From: Colin P. A. <co...@co...> - 2007-10-13 15:59:23
|
I have just worked out the problem with an interesting bug in the XSLT library. The problem occurs with the following transformation: <?xml version="1.0"?> <xsl:transform xmlns:xsl="http://www.w3.org/1999/XSL/Transform" xmlns="http://www.w3.org/1999/xhtml" version="2.0"> <xsl:output method="xhtml" indent="no" encoding="UTF-8" normalization-form="NFC"/> <xsl:template match="/"> <html> <body>Á</body> </html> </xsl:template> </xsl:transform> The code-point sequence x41,x301 consists of the characters A followed by combining acute accent. This is represent internally within thw XSLT engine as a UC_UTF8_STRING of 3 bytes, (count = 2). The request to normalize to normalization form NFC converts this sequence to a single composed character, an A with an acute accent. The process by which this is done finishes with a single INTEGER which is then converted to a STRING using {UC_UNICODE_ROUTINES}.code_to_string.

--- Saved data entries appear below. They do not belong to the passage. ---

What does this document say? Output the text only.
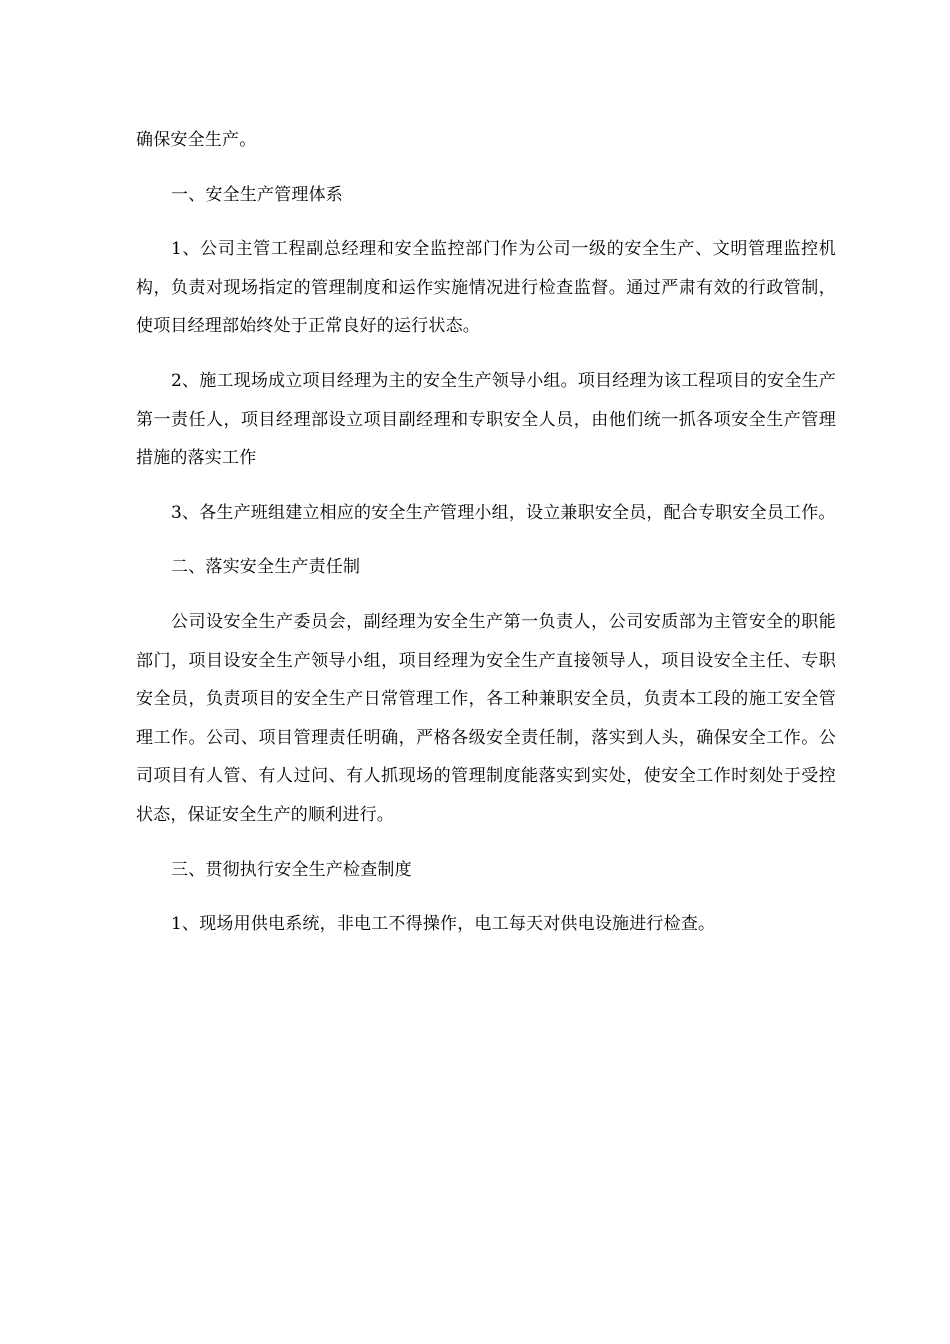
确保安全生产。

一、安全生产管理体系

1、公司主管工程副总经理和安全监控部门作为公司一级的安全生产、文明管理监控机构，负责对现场指定的管理制度和运作实施情况进行检查监督。通过严肃有效的行政管制，使项目经理部始终处于正常良好的运行状态。

2、施工现场成立项目经理为主的安全生产领导小组。项目经理为该工程项目的安全生产第一责任人，项目经理部设立项目副经理和专职安全人员，由他们统一抓各项安全生产管理措施的落实工作

3、各生产班组建立相应的安全生产管理小组，设立兼职安全员，配合专职安全员工作。

二、落实安全生产责任制

公司设安全生产委员会，副经理为安全生产第一负责人，公司安质部为主管安全的职能部门，项目设安全生产领导小组，项目经理为安全生产直接领导人，项目设安全主任、专职安全员，负责项目的安全生产日常管理工作，各工种兼职安全员，负责本工段的施工安全管理工作。公司、项目管理责任明确，严格各级安全责任制，落实到人头，确保安全工作。公司项目有人管、有人过问、有人抓现场的管理制度能落实到实处，使安全工作时刻处于受控状态，保证安全生产的顺利进行。

三、贯彻执行安全生产检查制度

1、现场用供电系统，非电工不得操作，电工每天对供电设施进行检查。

But this routine returns a Latin-1 STRING (not a UC_UTF8_STRING), when the code is small enough. But the actually process of encoding the string for writing to a file is expecting UC_UTF8_STRINGs. Since in this case the requested output is UTF-8, class XM_XSLT_UTF8_ENCODER passes the STRING through unchanged to the XM_OUTPUT object for efficiency. There are several ways I can fix this bug. One is to change the XM_XSLT_UTF8_ENCODER (and other encoders) so that they test the dynamic type of STRING and convert as necessary. Another is to change the Unicode normalization routines to always create UC_UTF8_STRINGs either by writing a variant on {UC_UNICODE_ROUTINES}.code_to_string, or changing it so as to always produce UC_UTF8_STRINGs. But I can think of other possibilities. What if the input string is a STRING_32? I think that I would want to see STRING_32 output in that case, so neither UC_UTF8_STRING or plain Latin-1 STRING_8 would be very acceptable. So my instinct is to change the normalization routines so that the dynamic type of the input string is preserved. This will work for NFC and NFKC (composition), but it won't work for NFD or NFKD, as given non-ASCII Latin-1 input, they will produce codes beyond 255. Also, the routines as_nfc and as_nfd (as opposed to to_nfc and to_nfd) return (by design) the input object if it is already in the desired normalization form. So a solution that always produced UC_UTF8_STRING when given ASCII or Latin-1 STRING input is undesirable. All opinions welcome. -- Colin Adams Preston Lancashire |